What a shame he hadn’t taken advantage of me sooner, we could have been doing this for all this time. I hope next time he’ll grab his opportunity with less hesitation.

He is a together young man. No tats, not into drugs or even much booze. Currently girls don’t rate high on his agenda. “They are too expensive and too much work.” He is too busy.

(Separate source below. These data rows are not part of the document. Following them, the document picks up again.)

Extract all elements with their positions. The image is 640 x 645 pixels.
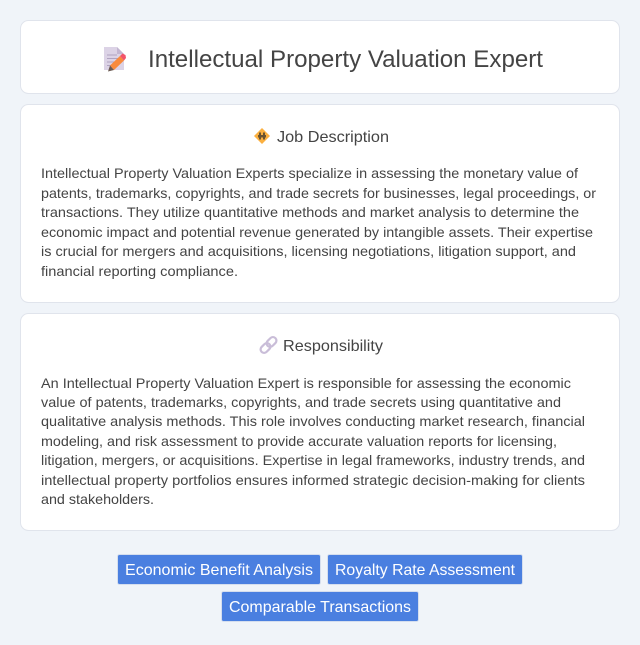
text: responsibility body: and stakeholders. <box>41 491 154 507</box>
text: job description body: patents, trademarks, copyrights, and trade secrets for businesses, legal proceedings, or <box>41 185 596 201</box>
tag: economic benefit analysis: Economic Benefit Analysis <box>125 562 313 579</box>
text: job description body: financial reporting compliance. <box>41 263 238 279</box>
heading: job description: Job Description <box>277 129 389 146</box>
tag: economic benefit analysis <box>118 554 320 584</box>
heading: responsibility: Responsibility <box>283 338 383 355</box>
tag: royalty rate assessment: Royalty Rate Assessment <box>335 562 516 579</box>
title: Intellectual Property Valuation Expert <box>148 46 543 73</box>
text: job description body: Intellectual Property Valuation Experts specialize in assessing the monetary value of <box>41 165 578 181</box>
panel: responsibility <box>20 314 620 530</box>
text: job description body: is crucial for mergers and acquisitions, licensing negotiations, litigation support, and <box>41 243 576 259</box>
text: job description body: economic impact and potential revenue generated by intangible assets. Their expertise <box>41 224 593 240</box>
text: responsibility body: qualitative analysis methods. This role involves conducting market research, financial <box>41 413 585 429</box>
text: job description body <box>41 165 596 279</box>
text: job description body: transactions. They utilize quantitative methods and market analysis to determine the <box>41 204 579 220</box>
tag: comparable transactions <box>222 592 418 622</box>
text: responsibility body: modeling, and risk assessment to provide accurate valuation reports for licensing, <box>41 433 557 449</box>
icon: document with pencil <box>104 47 126 72</box>
text: responsibility body <box>41 375 585 507</box>
text: responsibility body: intellectual property portfolios ensures informed strategic decision-making for clients <box>41 472 585 488</box>
icon: chain link <box>259 336 278 354</box>
panel: title card <box>20 20 620 94</box>
tag: comparable transactions: Comparable Transactions <box>229 599 411 616</box>
text: responsibility body: An Intellectual Property Valuation Expert is responsible for assessing the economic <box>41 375 571 391</box>
text: responsibility body: litigation, mergers, or acquisitions. Expertise in legal frameworks, industry trends, and <box>41 452 585 468</box>
icon: diamond sign <box>254 128 270 144</box>
tag: royalty rate assessment <box>328 554 522 584</box>
panel: job description <box>20 104 620 302</box>
text: responsibility body: value of patents, trademarks, copyrights, and trade secrets using quantitative and <box>41 394 561 410</box>
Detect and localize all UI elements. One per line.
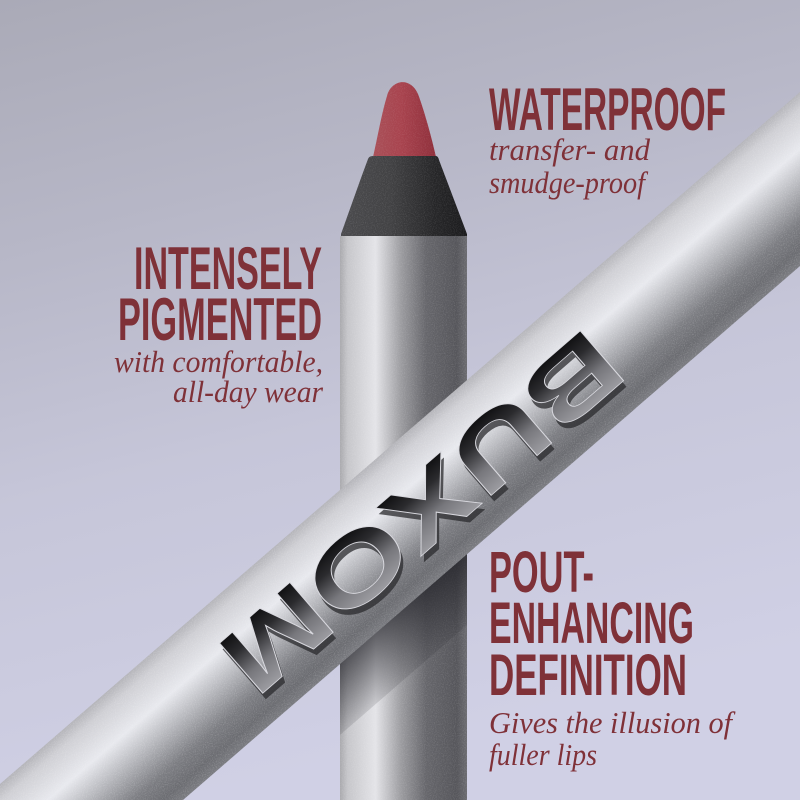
heading: intensely pigmented: INTENSELY: [134, 235, 322, 302]
heading: pout-enhancing definition: POUT-: [489, 540, 594, 605]
subtext: comfortable wear: [114, 344, 324, 409]
feature: intensely pigmented: [114, 235, 324, 409]
heading: pout-enhancing definition: [489, 540, 694, 708]
logo: BUXOM embossed: BUXOM: [202, 315, 646, 720]
pencil tip: red lip colour: [373, 82, 436, 157]
heading: intensely pigmented: [118, 235, 322, 353]
subtext: comfortable wear: all-day wear: [173, 374, 324, 409]
logo: BUXOM embossed: BUXOM: [199, 309, 643, 714]
subtext: illusion of fuller lips: Gives the illusion of: [489, 705, 736, 740]
subtext: illusion of fuller lips: [489, 705, 736, 772]
subtext: transfer and smudge proof: transfer- and: [489, 132, 650, 167]
heading: intensely pigmented: PIGMENTED: [118, 286, 322, 353]
subtext: illusion of fuller lips: fuller lips: [489, 737, 597, 772]
feature: waterproof: [489, 76, 726, 200]
subtext: comfortable wear: with comfortable,: [114, 344, 323, 379]
vertical pencil: [340, 82, 467, 800]
subtext: transfer and smudge proof: smudge-proof: [489, 165, 649, 200]
pencil cap: black collar: [341, 156, 467, 238]
feature: pout-enhancing definition: [489, 540, 736, 772]
pencil barrel: silver: [340, 236, 467, 800]
logo: BUXOM embossed: [199, 309, 646, 720]
subtext: transfer and smudge proof: [489, 132, 650, 200]
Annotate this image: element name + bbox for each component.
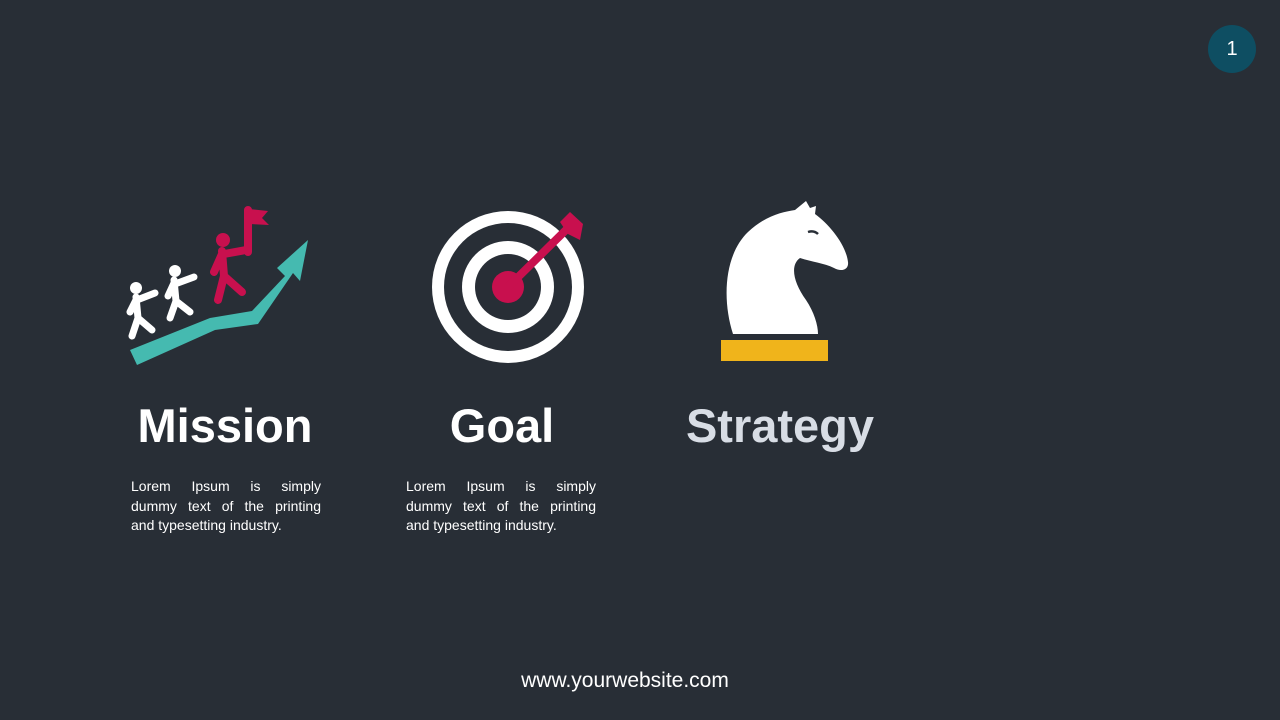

Of course I know I’m in a different category, less effort and perhaps more thrill.

And last month…

That was over a year ago. Every few months he prods me again with his texts, asking for more photos. Having breached the divide into sexual intimacy we are now somewhat more open in our exchanges. He asks for ever more explicit photos. Sometimes I just send neutral pics, cheerful fully dressed photos suitable for friends. Then I hit him with one of the nudies, or the one that is almost arthouse of me from behind riding my satyr in a suit (the subject of a forthcoming story, faithful reader).

Our texts are endless nonsenses about when I will be available, and endless cul de sacs of thwarted lust. It would be good again, if he actually shows up for seconds. He must know I consider him mere entertainment. He asks if he can do a video. I have to think about that, the risk of it being passed around. Wouldn’t like that. But most sex shots don’t show the face, so might be ok. I have little concern about photos, maybe a misguided nonchalance about secrecy. I like the way I look in the photos, be it pride or vestigial vanity.

Can’t help but feel it as a notch in my belt, a handsome sexy man boy close to 50 years my junior. It was playful fun, no harm in it. He even started to pick up my clothes from the floor, I can tell he is a responsible sort, his life about to unfold according to his efforts and goals. He could be my grandson. I won’t be around when he is a middle aged dad or husband. For a brief hour we entwined. Perhaps there will be a reprise, maybe not. Without making it more than it was, it was human and it was good. So there.